And the new modes have changed the modrm bytes, but again,
you can see those as just having a perhaps 12-bit wide
modrm byte instead of the standard 8 bits - it's just that
the extra bits come from odd places (REX decode, CR0 mode
register etc) rather than from the "instruction byte"
itself.
So it's a lot of detail, and you would want to try
to share as much logic from older designs as possible rather
than try to create an all-new decoder ever time. You have
all those tricks you learnt from last time.
You don't need to do it in one cycle either. Almost nobody
does instruction fetch/decode as a single cycle, and you
can do part of this "as you fetch" things from the L1 etc.
So doing a single x86 instruction is pretty easy. There are
dependencies, but most of them are simple, ie the number
of prefixes don't really change much anything at all if you
just are willing to do the compares in parallel.

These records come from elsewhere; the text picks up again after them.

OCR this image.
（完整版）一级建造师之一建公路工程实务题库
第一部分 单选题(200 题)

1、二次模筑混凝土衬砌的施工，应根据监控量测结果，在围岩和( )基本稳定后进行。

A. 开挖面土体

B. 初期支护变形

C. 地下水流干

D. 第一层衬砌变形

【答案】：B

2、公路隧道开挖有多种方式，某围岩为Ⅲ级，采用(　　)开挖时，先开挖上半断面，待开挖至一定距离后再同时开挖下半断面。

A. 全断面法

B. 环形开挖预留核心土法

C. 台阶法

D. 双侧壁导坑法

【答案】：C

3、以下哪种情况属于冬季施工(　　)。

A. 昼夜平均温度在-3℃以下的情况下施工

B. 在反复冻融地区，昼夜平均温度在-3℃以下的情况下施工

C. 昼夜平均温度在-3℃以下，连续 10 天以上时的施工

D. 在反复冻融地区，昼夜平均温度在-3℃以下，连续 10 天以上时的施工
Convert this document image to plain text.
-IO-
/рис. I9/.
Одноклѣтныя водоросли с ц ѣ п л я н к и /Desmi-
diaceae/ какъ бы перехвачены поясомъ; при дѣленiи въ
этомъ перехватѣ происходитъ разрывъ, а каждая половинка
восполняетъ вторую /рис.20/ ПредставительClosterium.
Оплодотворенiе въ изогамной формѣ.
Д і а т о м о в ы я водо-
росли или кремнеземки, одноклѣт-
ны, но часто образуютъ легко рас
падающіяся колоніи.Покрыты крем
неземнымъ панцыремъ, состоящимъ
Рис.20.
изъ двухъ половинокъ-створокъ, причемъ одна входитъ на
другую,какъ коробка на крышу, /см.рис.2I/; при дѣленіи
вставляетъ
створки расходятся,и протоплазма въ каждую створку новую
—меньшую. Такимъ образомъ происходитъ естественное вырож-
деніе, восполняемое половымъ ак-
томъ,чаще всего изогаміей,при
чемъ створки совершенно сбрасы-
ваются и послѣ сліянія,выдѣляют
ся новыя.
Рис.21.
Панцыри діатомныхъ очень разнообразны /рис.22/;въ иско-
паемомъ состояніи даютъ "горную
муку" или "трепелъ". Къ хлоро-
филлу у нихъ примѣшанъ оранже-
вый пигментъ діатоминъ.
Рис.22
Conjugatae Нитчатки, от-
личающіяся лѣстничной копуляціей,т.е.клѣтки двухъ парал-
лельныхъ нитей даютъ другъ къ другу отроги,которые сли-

Doing multiple instructions in parallel is "more of the
same", except it's obviously quite a lot more.
I suspect the natural thing to do in some respects
is not actually to "decode X instructions", it's to some
degree much more natural to do "decode X bytes, and find
up to N instructions in those X bytes".
Because a fair amount of the work is about single bytes,
and for each byte doing "if this is a prefix, it means X,
if it's a modrm byte it means Y". Based on that output,
you can then use some fairly simple "scan this set of bits
to find where the instructions start", and by then you've
actually done most of the decoding too.
The fact that instructions aren't aligned means that in
order to get at least 16 bytes of instruction, a natural
layout would be two 16-byte aligned blocks. So you might
have a total of 32 bytes you are scanning at a time.
Or you might have some limited shifter at fetch time that
gets you "160 bits of instruction data, 4-byte aligned" or
whatever - the details really aren't all that important,
the point is just that you end up having some "block of
data" that you do parallel byte decoding on.
And no, I've ever only done decoding in software, but all
the things that were annoying about software decode, like
shifting and merging bits, and looking up tables etc are
all pretty simple for hw.
And I only did a single instruction at a time, obviously.
You could try to do parallel decode tricks with SSE, I
guess, but that sounds like seriously dubious value when
you then have to handle them serially in software anyway ;)
Linus